Your pup is in pain, and acting quickly is smart. If a third opinion will help, do it. We’ve seen others seek out third ones to break the tie, it can help.
Thank you so much for taking the time to respond and share your insights with me. You’ve given me some new things to consider and some hope! Unfortunately our tests on her lympnodes came back inconclusive and we were waiting on those to proceed with surgery. But right now, we are tentatively schedule for this Weds for the amputation.
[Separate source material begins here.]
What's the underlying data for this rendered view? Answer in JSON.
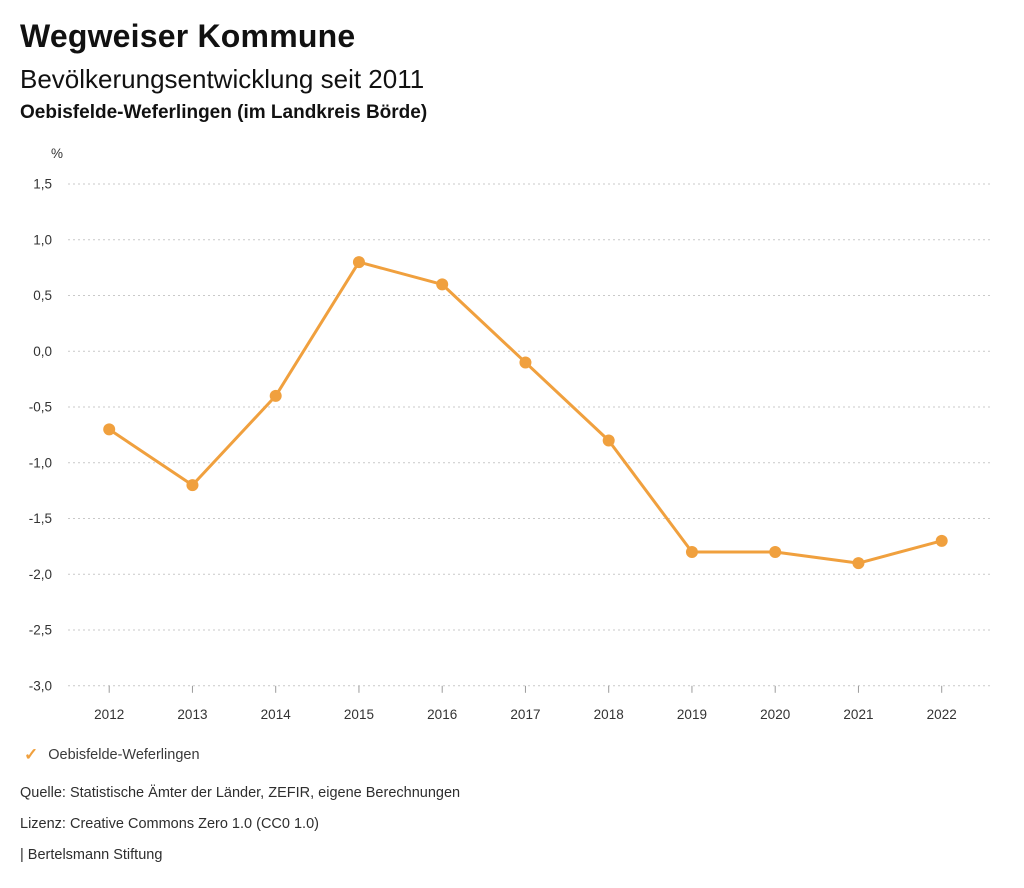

I’m nervous and second guessing myself whether or not this is the right thing to do. But having success stories is very helpful. It’s such a hard choice to make. This is awful. But if I consider the alternative, that is even more awful.
It doesn’t seem that either surgeon was concerned about her ACL – so that is a good perspective to consider when thinking about why the first surgeon said NO. If anything, I saw how quickly she recovered from that surgery!
Thanks again for your insights and support. I know every dog is different so I have to just trust myself and know that I can make the best choice for my girl.
You are so welcome. Yes! She has many positive things on her side and with your good attitude, you can get through this hard part with flying colors.